The great moral test for many men of the baby boom generation was “what did you do about the draft?” Questions about how he had eluded the draft dogged our first baby boomer president, Bill Clinton. Then the campaigns of 2000 and 2004 brought the historic test of the baby boom soul front and center, pitting Bush, a baby boomer born to privilege and pro-war politics, against two Democrats, also born to privilege, who volunteered for the military and actually served in Vietnam. Al Gore had a noncombat role and was only in Vietnam for five months, but still, he was there, in a uniform, sometimes carrying a gun. As a Navy lieutenant, John Kerry was honored for courage in battle.

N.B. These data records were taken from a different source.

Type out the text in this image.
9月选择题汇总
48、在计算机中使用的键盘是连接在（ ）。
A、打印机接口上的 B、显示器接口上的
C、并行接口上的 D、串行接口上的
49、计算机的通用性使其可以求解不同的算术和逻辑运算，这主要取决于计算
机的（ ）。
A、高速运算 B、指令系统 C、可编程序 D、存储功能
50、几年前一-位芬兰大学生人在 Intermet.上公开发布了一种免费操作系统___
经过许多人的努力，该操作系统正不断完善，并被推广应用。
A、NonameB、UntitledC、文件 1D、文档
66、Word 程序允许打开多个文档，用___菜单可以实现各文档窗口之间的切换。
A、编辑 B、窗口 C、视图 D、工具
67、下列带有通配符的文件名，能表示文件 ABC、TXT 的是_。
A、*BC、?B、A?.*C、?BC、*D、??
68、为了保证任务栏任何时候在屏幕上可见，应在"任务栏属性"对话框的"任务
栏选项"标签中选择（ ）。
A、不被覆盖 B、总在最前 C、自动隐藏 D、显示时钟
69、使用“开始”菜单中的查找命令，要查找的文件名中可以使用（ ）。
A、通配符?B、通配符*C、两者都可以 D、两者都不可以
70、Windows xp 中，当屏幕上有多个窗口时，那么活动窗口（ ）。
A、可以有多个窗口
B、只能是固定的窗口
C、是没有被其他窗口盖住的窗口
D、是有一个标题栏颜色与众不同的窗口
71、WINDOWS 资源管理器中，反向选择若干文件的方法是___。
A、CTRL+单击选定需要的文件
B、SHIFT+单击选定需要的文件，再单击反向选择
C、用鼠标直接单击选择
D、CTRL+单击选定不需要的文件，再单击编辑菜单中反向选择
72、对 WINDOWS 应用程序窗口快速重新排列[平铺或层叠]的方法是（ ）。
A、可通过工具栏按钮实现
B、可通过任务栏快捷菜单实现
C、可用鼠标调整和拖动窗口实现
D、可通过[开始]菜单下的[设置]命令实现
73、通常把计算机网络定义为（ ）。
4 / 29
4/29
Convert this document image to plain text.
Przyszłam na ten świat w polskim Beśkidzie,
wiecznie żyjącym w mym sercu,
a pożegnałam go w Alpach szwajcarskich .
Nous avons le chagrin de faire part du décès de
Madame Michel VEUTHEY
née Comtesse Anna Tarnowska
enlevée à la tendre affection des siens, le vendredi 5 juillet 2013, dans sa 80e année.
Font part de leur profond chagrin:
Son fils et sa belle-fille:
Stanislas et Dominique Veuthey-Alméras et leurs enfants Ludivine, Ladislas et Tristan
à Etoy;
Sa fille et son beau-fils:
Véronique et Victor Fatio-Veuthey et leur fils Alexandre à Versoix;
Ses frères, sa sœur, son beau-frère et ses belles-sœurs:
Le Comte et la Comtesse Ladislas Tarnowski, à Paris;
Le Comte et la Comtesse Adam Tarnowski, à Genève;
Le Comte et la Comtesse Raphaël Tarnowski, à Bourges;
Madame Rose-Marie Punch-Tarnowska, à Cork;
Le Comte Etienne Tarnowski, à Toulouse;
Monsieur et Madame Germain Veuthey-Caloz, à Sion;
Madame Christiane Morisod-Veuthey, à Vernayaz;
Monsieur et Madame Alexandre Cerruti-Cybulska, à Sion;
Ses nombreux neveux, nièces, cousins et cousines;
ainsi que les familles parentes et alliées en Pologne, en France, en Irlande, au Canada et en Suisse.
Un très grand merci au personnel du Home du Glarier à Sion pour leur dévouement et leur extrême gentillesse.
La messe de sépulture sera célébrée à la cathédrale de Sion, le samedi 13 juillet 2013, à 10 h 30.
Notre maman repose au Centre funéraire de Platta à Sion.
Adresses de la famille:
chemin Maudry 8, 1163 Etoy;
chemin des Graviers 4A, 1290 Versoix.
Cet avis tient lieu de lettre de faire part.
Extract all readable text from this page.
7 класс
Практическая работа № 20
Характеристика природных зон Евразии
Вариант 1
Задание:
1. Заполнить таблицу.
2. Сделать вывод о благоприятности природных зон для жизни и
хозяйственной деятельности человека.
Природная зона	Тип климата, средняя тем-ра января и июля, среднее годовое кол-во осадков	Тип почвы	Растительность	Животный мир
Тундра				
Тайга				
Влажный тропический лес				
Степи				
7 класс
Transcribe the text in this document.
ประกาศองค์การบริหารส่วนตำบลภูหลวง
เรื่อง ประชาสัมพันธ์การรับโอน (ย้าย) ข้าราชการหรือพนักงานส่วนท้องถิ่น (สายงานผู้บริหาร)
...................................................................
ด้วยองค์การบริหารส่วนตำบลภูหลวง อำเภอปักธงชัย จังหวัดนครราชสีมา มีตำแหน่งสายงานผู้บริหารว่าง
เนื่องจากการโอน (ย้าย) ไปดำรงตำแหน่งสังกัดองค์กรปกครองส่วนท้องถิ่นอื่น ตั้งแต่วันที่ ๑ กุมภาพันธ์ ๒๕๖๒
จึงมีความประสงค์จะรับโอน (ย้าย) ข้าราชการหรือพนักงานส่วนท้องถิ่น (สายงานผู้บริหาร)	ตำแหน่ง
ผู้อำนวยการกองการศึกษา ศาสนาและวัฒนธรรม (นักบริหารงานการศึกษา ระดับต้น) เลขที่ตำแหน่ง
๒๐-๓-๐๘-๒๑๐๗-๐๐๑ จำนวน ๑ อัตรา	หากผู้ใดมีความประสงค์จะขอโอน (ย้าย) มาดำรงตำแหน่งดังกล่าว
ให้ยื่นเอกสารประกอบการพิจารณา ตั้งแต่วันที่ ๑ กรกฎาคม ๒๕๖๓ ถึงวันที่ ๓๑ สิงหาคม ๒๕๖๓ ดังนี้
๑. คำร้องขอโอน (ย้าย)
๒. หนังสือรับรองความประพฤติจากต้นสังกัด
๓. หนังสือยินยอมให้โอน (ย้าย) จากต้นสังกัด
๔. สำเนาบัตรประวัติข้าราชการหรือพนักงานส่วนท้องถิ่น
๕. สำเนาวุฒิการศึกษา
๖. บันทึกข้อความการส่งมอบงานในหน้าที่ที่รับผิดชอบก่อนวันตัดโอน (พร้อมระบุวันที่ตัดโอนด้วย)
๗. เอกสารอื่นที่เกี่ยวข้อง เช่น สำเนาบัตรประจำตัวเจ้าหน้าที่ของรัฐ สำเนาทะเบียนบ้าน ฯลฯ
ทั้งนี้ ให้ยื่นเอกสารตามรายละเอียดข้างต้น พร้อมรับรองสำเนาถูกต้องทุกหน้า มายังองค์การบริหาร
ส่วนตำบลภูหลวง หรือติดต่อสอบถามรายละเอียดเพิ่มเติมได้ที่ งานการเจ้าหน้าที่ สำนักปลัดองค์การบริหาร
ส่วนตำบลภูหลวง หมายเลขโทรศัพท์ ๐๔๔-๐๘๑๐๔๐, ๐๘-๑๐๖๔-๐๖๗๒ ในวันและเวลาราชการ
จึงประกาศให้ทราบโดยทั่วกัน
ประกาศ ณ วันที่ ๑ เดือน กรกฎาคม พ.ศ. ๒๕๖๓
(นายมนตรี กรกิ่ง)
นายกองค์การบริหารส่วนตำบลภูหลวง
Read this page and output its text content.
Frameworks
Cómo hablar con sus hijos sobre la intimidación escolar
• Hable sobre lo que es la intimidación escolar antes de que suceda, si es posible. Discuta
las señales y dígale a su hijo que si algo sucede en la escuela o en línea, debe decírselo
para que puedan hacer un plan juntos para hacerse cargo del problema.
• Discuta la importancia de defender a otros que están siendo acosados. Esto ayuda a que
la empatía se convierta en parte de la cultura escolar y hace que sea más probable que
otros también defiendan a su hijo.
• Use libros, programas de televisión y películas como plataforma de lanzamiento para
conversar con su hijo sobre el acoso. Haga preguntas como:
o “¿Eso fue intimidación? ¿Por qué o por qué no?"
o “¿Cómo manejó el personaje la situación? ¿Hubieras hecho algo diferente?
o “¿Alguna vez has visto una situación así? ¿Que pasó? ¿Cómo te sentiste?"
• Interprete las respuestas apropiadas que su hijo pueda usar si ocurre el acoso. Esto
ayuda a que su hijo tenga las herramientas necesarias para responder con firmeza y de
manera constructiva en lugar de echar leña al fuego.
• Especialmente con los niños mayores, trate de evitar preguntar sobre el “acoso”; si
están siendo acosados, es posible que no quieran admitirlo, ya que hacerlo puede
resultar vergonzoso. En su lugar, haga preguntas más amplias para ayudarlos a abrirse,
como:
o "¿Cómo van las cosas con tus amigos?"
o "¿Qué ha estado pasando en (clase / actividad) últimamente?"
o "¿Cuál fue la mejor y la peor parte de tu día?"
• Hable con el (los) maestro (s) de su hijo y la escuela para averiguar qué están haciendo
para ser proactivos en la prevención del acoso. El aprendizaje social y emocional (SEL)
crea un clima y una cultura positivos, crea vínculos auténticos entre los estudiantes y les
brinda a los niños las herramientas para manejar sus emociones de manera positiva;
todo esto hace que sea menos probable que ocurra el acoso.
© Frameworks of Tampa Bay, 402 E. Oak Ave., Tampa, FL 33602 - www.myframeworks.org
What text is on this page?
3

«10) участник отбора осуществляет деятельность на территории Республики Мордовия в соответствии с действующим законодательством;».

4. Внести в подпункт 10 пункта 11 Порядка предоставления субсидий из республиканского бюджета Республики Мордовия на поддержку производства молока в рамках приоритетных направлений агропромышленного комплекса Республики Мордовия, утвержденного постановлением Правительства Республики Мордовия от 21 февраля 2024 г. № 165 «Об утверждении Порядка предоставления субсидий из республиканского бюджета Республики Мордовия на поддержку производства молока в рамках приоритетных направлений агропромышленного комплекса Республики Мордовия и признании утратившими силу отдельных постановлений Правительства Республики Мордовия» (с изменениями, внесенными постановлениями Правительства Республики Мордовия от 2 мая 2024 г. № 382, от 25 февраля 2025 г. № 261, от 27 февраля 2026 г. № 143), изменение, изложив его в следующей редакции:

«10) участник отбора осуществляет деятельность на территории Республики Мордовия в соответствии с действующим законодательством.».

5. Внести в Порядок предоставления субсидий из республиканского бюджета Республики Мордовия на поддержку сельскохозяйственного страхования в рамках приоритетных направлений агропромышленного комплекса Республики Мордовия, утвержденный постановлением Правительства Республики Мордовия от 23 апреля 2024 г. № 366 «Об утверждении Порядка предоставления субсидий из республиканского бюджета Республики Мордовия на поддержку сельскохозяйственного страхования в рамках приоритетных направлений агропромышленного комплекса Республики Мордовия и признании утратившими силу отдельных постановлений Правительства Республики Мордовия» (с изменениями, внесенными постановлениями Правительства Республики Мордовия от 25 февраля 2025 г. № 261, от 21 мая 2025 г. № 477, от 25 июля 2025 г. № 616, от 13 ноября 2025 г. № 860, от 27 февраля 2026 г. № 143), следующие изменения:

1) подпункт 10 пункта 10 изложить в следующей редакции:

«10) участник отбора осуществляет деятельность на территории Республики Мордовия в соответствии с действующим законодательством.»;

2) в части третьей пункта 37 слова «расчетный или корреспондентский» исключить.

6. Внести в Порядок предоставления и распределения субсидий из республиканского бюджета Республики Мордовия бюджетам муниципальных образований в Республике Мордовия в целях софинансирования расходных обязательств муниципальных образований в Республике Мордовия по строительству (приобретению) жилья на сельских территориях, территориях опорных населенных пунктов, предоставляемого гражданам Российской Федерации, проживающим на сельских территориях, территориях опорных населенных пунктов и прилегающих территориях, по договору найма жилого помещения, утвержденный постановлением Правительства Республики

Bush, on the other hand, joined a platoon of other fortunate sons in the Texas Air National Guard. He trained as a pilot, then stopped flying and didn’t show up for his mandatory pilot physicals. He got permission to transfer to a Guard unit in Alabama so he could work on a Republican senatorial campaign, but only one Alabama Guard member claims to have seen him. Finally, he disappeared to Harvard Business School and may have never completed his required days of service.
There were stories about Bush’s wartime shirking in 2000. In 2004, the irony and outrage were intensified when W.’s opponent, Kerry, a bona fide war hero, was subjected to slander from the notorious “Swift Boat Veterans for Truth” PAC.